I don't know enough specifics about the Third Reich's intentions for France to be able to judge that example that well. But in that case, as also on the eastern front, the partisan guerrilla forces were acting in very much a subordinate role to the conventional forces on the other side of the German lines behind which they found themselves. As long as there was any reasonable hope of a counteroffensive by their side's main forces, which was the case on both fronts even at the darkest moments for the Allies, the partisans could afford to limit their attacks in order to be of maximum use as an harassment force later on when the German position weakened. Luttwak is surely partly right in the argument that he makes here. But those German-occupation examples are really of limited value in determining what was effective in opposing insurgencies like the one in Iraq.

Finally, Luttwak opens his article by accepting what I think is a deeply flawed assumption about the American people's attitude toward casualties in war:

Modern armed forces continue to be structured for large-scale war, but advanced societies whose small families lack expendable children have a very low tolerance for casualties. Even supposedly warlike Americans [??? who besides Republican warmongers assumes that?] gravely count casualties in Iraq that in three years have yet to reach 3,000 — fewer than were lost in many a single day of battle in past wars. Fortunately, this refusal to spill the blood needed to fuel battles diminishes the likelihood that advanced societies will deliberately set out to fight one another (pas des enfants, pas des Suisses, pas de guerre) unless they are somehow able to convince themselves that a war could be entirely or very largely aerial and naval. Such wars, however, are difficult to imagine, except when islands are involved, as in a China-Taiwan war, which is very improbable for its own reasons. Air and naval forces can certainly be employed advantageously against any less advanced enemy incautious enough to rely on a conventional defense, conducted by regular forces, but in that context as well here must be severe doubts about the continued usefulness of the ground orces of advanced countries that are intolerant of casualties. It is easy enough to blockade the enemy, to successfully bomb all the right nodal points and shut down electrical, transportation, and communications networks. Air strikes can disable runways and destroy both sheltered and unsheltered aircraft, ballistic missiles, and nuclear installations. Air power can also sink warships, or rout any mechanized forces eployed in the open, as the United States did with Iraq in 1991 and partly in 2003, and as it could do with Iran. No real role would remain for ground forces except to dislodge the enemy from any territory he had occupied, or to occupy his own territory. That, however, is bound to cost casualties that might not be tolerated; it is also bound to provoke an insurgency. (my emphasis)

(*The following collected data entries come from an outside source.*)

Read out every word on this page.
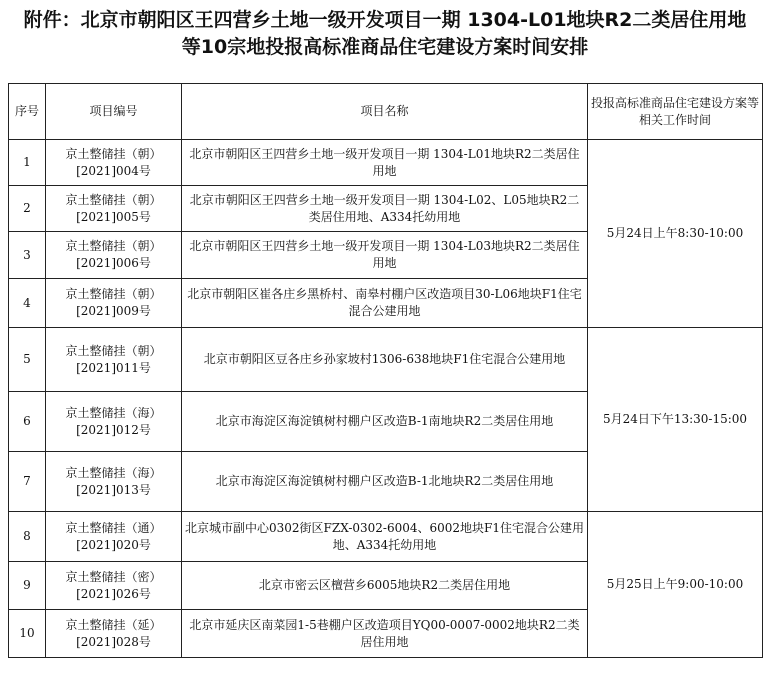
附件：北京市朝阳区王四营乡土地一级开发项目一期 1304-L01地块R2二类居住用地
等10宗地投报高标准商品住宅建设方案时间安排
序号	项目编号	项目名称	投报高标准商品住宅建设方案等相关工作时间
1	京土整储挂（朝）
[2021]004号	北京市朝阳区王四营乡土地一级开发项目一期 1304-L01地块R2二类居住用地	5月24日上午8:30-10:00
2	京土整储挂（朝）
[2021]005号	北京市朝阳区王四营乡土地一级开发项目一期 1304-L02、L05地块R2二类居住用地、A334托幼用地	
3	京土整储挂（朝）
[2021]006号	北京市朝阳区王四营乡土地一级开发项目一期 1304-L03地块R2二类居住用地	
4	京土整储挂（朝）
[2021]009号	北京市朝阳区崔各庄乡黑桥村、南皋村棚户区改造项目30-L06地块F1住宅混合公建用地	
5	京土整储挂（朝）
[2021]011号	北京市朝阳区豆各庄乡孙家坡村1306-638地块F1住宅混合公建用地	5月24日下午13:30-15:00
6	京土整储挂（海）
[2021]012号	北京市海淀区海淀镇树村棚户区改造B-1南地块R2二类居住用地	
7	京土整储挂（海）
[2021]013号	北京市海淀区海淀镇树村棚户区改造B-1北地块R2二类居住用地	
8	京土整储挂（通）
[2021]020号	北京城市副中心0302街区FZX-0302-6004、6002地块F1住宅混合公建用地、A334托幼用地	5月25日上午9:00-10:00
9	京土整储挂（密）
[2021]026号	北京市密云区檀营乡6005地块R2二类居住用地	
10	京土整储挂（延）
[2021]028号	北京市延庆区南菜园1-5巷棚户区改造项目YQ00-0007-0002地块R2二类居住用地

In my earlier comments on John Mueller's arguments about war and public opinion, I talked about my reservations on this widely-held assumptions. It seems to me that the example of the Second World War (there it is again!) shows that the public will support a long war with heavy casualties if they have good reason to believe that it's in the national interest. The Iraq War shows that the public can also reject a war that most people don't believe is vital to the US, even with relatively small death toll. (Although we should note that total casualty figures including both injuries and deaths are larger in relation to the Vietnam War than the death toll. More severely wounded soldiers are surviving longer thanks to better battlefield medical care and also the ability to airlift the wounded to top-quality military hospitals in Germany.)